(Domingo XXXII - TO - Ciclo C –
2019)
“No es
Dios de muertos, sino de vivos: porque para él todos están vivos” (Lc 20, 27-38). Unos saduceos –secta judía
de los tiempos de Jesús que no creía en la resurrección de los muertos- le
presentan a Jesús el caso de una mujer que contrae matrimonio sucesivamente con siete
hermanos, a medida que van muriendo uno por uno; la pregunta de los saduceos es
de cuál de todos los siete será esposa en el mundo futuro, puesto que los siete
la tuvieron por esposa en este mundo.
Jesús les
responde que en la vida eterna las cosas no son como en esta vida: no hay
matrimonios, por lo tanto, no hay unión entre varón y mujer y la razón es que
los hombres resucitados “serán como ángeles” porque sus cuerpos resucitados
adquirirán propiedades que no se poseen en esta vida terrena. En efecto, en la
vida eterna, el cuerpo resucitado será sutil –podrá atravesar otros cuerpos-,
impasible –no sufrirá dolor, ni enfermedad ni muerte-, ágil –se moverá al
instante-, luminoso –porque los cuerpos de los bienaventurados dejarán
traslucir la gloria de Dios, como Cristo en el Tabor, aunque también los
cuerpos de los condenados dejarán traslucir el fuego del Infierno, apareciendo
como brasas incandescentes-: con respecto a la luz que transmitirán los bienaventurados, hay que
tener en cuenta que dependerá del grado de gloria que tengan –no todos tendrán
la misma gloria- y la gloria a su vez depende de los merecimientos en esta
vida.
Entonces,
la resurrección sí existe para los católicos, a diferencia de los saduceos,
quienes no creían en ella, pero lo que hay que tener en cuenta es que esa
resurrección puede ser para la gloria eterna en la bienaventuranza, o para la
condenación eterna en los infiernos. En la bienaventuranza los que se salven
traslucirán la gloria de Dios como Cristo en el Tabor; en el infierno, los
condenados dejarán traslucir el fuego del infierno, como una brasa
incandescente.
Ahora
bien, ya que la fe católica nos enseña que la resurrección existe, nos
preguntamos: ¿cuándo sucederá esto? La respuesta es que, en el fin del mundo,
donde se realizará el Juicio Final, la Parusía o Segunda Venida de Cristo[1], aunque
el Catecismo nos enseña que ya, inmediatamente después de la muerte, el alma,
luego del Juicio Particular, va al Cielo –los que mueren en gracia ya reinan con Cristo-[2],
al Purgatorio[3]
o al Infierno[4],
según hayan sido sus obras[5]. La
Resurrección de los cuerpos, esto es, la unión del cuerpo y el alma, sucederá
recién en el Juicio Final. Recordemos también que Jesús dejó incierto el
momento en que verificaría su Segunda Venida: al final de su discurso sobre la
Parusía, Jesús dijo: “En cuanto a ese día o a esa hora, nadie la conoce, ni los
ángeles del cielo, ni el Hijo, sino sólo el Padre” (Mc 13,32).
“No es
Dios de muertos, sino de vivos: porque para él todos están vivos”. Si queremos
estar con Cristo por la eternidad –en eso consiste el cielo- comencemos por
recibir con frecuencia su Cuerpo resucitado en esta vida, en la Eucaristía,
puesto que así tendremos el germen de la gloria y de la vida eterna en nuestros
corazones; vivamos en gracia, evitemos el pecado, luchemos contra la
concupiscencia: de esta manera, nos aseguraremos de ir al cielo luego de esta
vida y, luego del Juicio Final, con el cuerpo glorificado, reinaremos gloriosos
y resucitados por la eternidad, en el Reino de los cielos.

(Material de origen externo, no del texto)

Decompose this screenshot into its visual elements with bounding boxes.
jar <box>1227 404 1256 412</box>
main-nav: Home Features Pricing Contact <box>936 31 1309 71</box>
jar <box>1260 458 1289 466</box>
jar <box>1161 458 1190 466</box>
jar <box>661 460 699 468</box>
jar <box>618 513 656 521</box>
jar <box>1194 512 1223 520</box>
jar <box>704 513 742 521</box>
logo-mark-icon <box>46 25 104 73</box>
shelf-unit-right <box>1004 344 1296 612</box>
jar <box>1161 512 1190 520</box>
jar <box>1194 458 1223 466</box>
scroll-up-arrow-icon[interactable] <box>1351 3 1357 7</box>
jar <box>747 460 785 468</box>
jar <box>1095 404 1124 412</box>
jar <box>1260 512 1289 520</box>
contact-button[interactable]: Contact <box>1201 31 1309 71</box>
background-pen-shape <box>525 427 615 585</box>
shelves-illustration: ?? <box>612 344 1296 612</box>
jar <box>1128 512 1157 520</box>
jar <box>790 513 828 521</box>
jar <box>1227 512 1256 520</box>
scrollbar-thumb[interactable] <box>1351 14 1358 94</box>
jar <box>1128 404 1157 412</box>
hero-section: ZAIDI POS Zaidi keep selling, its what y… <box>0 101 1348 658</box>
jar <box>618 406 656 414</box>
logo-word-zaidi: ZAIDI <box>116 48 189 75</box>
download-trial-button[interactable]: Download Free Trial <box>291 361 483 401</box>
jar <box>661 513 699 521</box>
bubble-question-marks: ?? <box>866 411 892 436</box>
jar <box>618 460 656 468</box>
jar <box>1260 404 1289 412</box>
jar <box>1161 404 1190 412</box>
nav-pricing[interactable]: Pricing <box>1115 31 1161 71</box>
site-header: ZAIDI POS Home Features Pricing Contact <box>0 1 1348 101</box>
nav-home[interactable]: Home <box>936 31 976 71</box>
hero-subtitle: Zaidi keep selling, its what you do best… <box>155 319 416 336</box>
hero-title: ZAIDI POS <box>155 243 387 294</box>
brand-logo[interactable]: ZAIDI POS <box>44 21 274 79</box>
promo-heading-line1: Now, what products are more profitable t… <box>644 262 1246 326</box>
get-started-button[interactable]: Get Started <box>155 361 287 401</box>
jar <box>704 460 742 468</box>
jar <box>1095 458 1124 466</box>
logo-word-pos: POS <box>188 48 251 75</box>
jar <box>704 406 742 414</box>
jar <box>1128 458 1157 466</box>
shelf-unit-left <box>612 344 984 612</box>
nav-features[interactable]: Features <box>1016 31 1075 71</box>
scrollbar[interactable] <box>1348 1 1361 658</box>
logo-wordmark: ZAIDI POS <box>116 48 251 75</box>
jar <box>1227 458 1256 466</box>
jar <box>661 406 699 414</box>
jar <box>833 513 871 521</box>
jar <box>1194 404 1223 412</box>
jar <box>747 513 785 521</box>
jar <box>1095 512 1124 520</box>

[2] Catecismo, 1029: “En la gloria del cielo, los bienaventurados
continúan cumpliendo con alegría la voluntad de Dios con relación a los demás
hombres y a la creación entera. Ya reinan
con Cristo; con Él “ellos reinarán por los siglos de los siglos” (Ap 22, 5; cfr. Mt 25, 21.23).
[3] Catecismo, 1030: “Los que mueren en la gracia y en la amistad de
Dios, pero imperfectamente purificados, aunque están seguros de su eterna
salvación, sufren después de su muerte una purificación, a fin de obtener la
santidad necesaria para entrar en la alegría del cielo”.
[4] Catecismo, 1032: “La enseñanza de la Iglesia afirma la existencia
del infierno y su eternidad. Las almas de los
que mueren en estado de pecado mortal descienden a los infiernos inmediatamente
después de la muerte y allí sufren las penas del infierno, “el fuego eterno”
(cf. DS 76; 409; 411; 801; 858; 1002; 1351; 1575; Credo del Pueblo de Dios,
12).”.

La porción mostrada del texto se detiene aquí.